Protection of ocean resources and co-existing with offshore wind and ocean users is a top priority for Atlantic Shores, she added.
“We recognize the many and different uses of the water in and around the Lease Area by various stakeholders,” Daniels said, noting Atlantic Shores will continue to engage with each stakeholder “to listen and to learn about concerns and how we can work together to co-exist.”
As a result, fishing will not be blocked in the lease area or around the wind turbines once the wind farm is constructed, she said.
“To ensure safety of mariners and the Atlantic Shores team, there could be temporary exceptions to this during the construction phase. We will work closely with mariner and fishing communities at the appropriate times if temporary exceptions are necessary,” Daniels added, reiterating Atlantic Shores has a close working relationship with the fishing community, leading academic institutions and environmental groups to study and better understand any potential effects on habitats and migration patterns of commercially and recreationally important fish and shellfish, such as surf clams, as well as marine mammals, sea turtles and birds, such as the red knot.
Studies, both governmental and academic, in the United States and Europe found reef effects occur on offshore wind platforms, increasing the abundance, distribution and diversity of fish species while enhancing ocean habits and fish communities.
“In fact, we hope that the recreational fishing community will benefit from the turbine structures in our project area,” Daniels said.
To that end, she said, Atlantic Shores acknowledges the community concerns relating to electromagnetic fields and marine life.
“All research and monitoring at U.S. and global offshore wind sites show that EMF levels generated are low and do not cause harm to marine life and their navigation, orientation, movement, migration and feeding (foraging, predation) behaviors,” according to Daniels. “The transmission cables for our project are armored and insulated and will be buried six feet below the seabed.”
Ancillary cable protection could be used in areas where existing subsea infrastructures, such as telecommunication cables, already exist, she said. The buried cables will be periodically monitored through the life of the wind farm, she added.
In addressing Hartney’s concern about aging turbines and decommissioning, Daniels said plans for the 2050s and beyond are aimed for a zero-waste goal that maximizes the scope of offshore wind component removal in both federal and state waters, “providing for cost efficient disposal and recycling of applicable materials, including environmental measures to protect marine mammals during decommissioning operations,” she said.

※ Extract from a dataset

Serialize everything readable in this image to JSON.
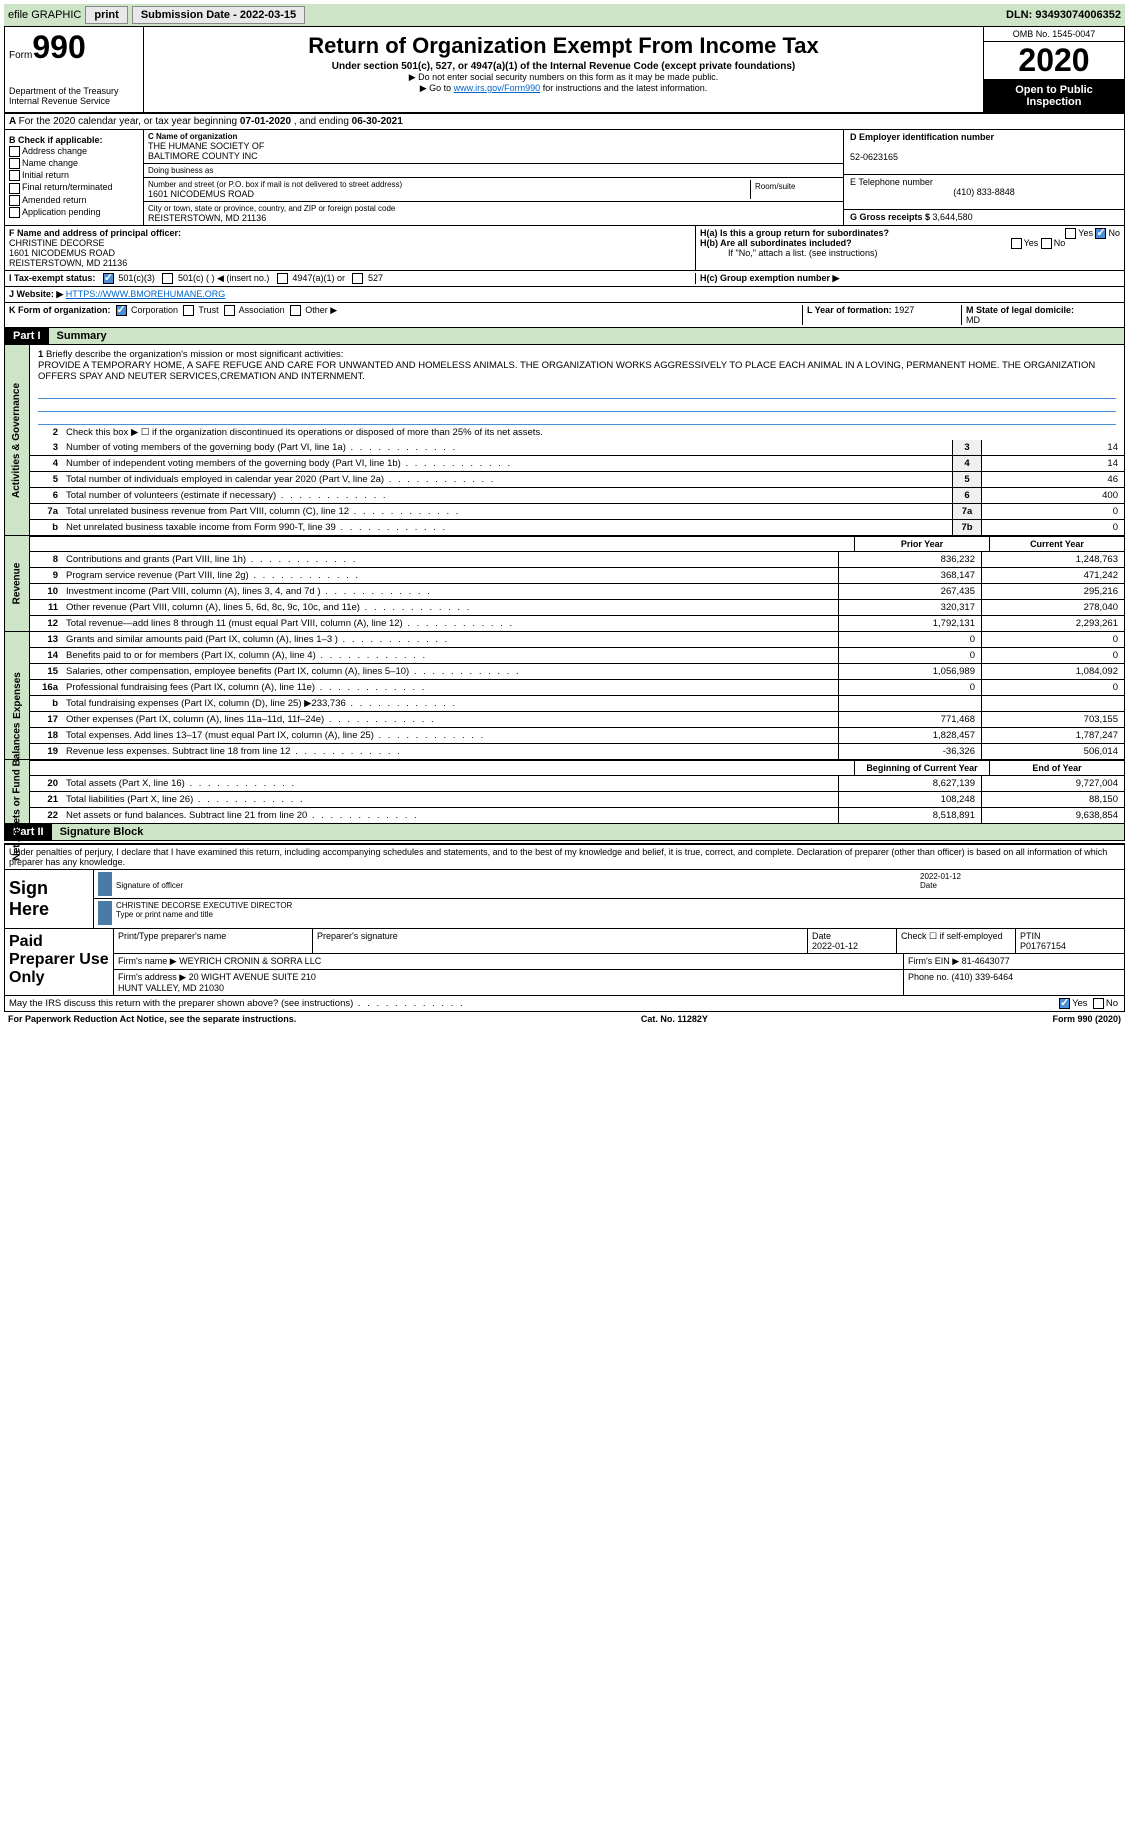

Much like the decommissioning of nuclear power plants, funds are set aside at the start of the project for the purpose of dismantling it. Both the federal permit and the BPU require funding earmarked specifically for decommissioning, according to Daniels.
Lastly, Daniels addressed Hartney’s safety concerns in which he questioned the ability of the Coast Guard to carry out a rescue in the area of a wind farm.
“Atlantic Shores is working with the U.S. Coast Guard to explore ways we can collaborate to make any search and rescue efforts that occur without our Lease Area both efficient and effective,” she said. “Our goal is to, in fact, enhance safety for all mariners including our own marine workers within the wind farm.”
One of the areas Atlantic Shores is exploring with the Coast Guard is the integration of cutting-edge technologies on the turbines, such as very high frequency direction finding and high-resolution infrared detection systems that provide the exact location of vessels and/or individuals in distress, Daniels added.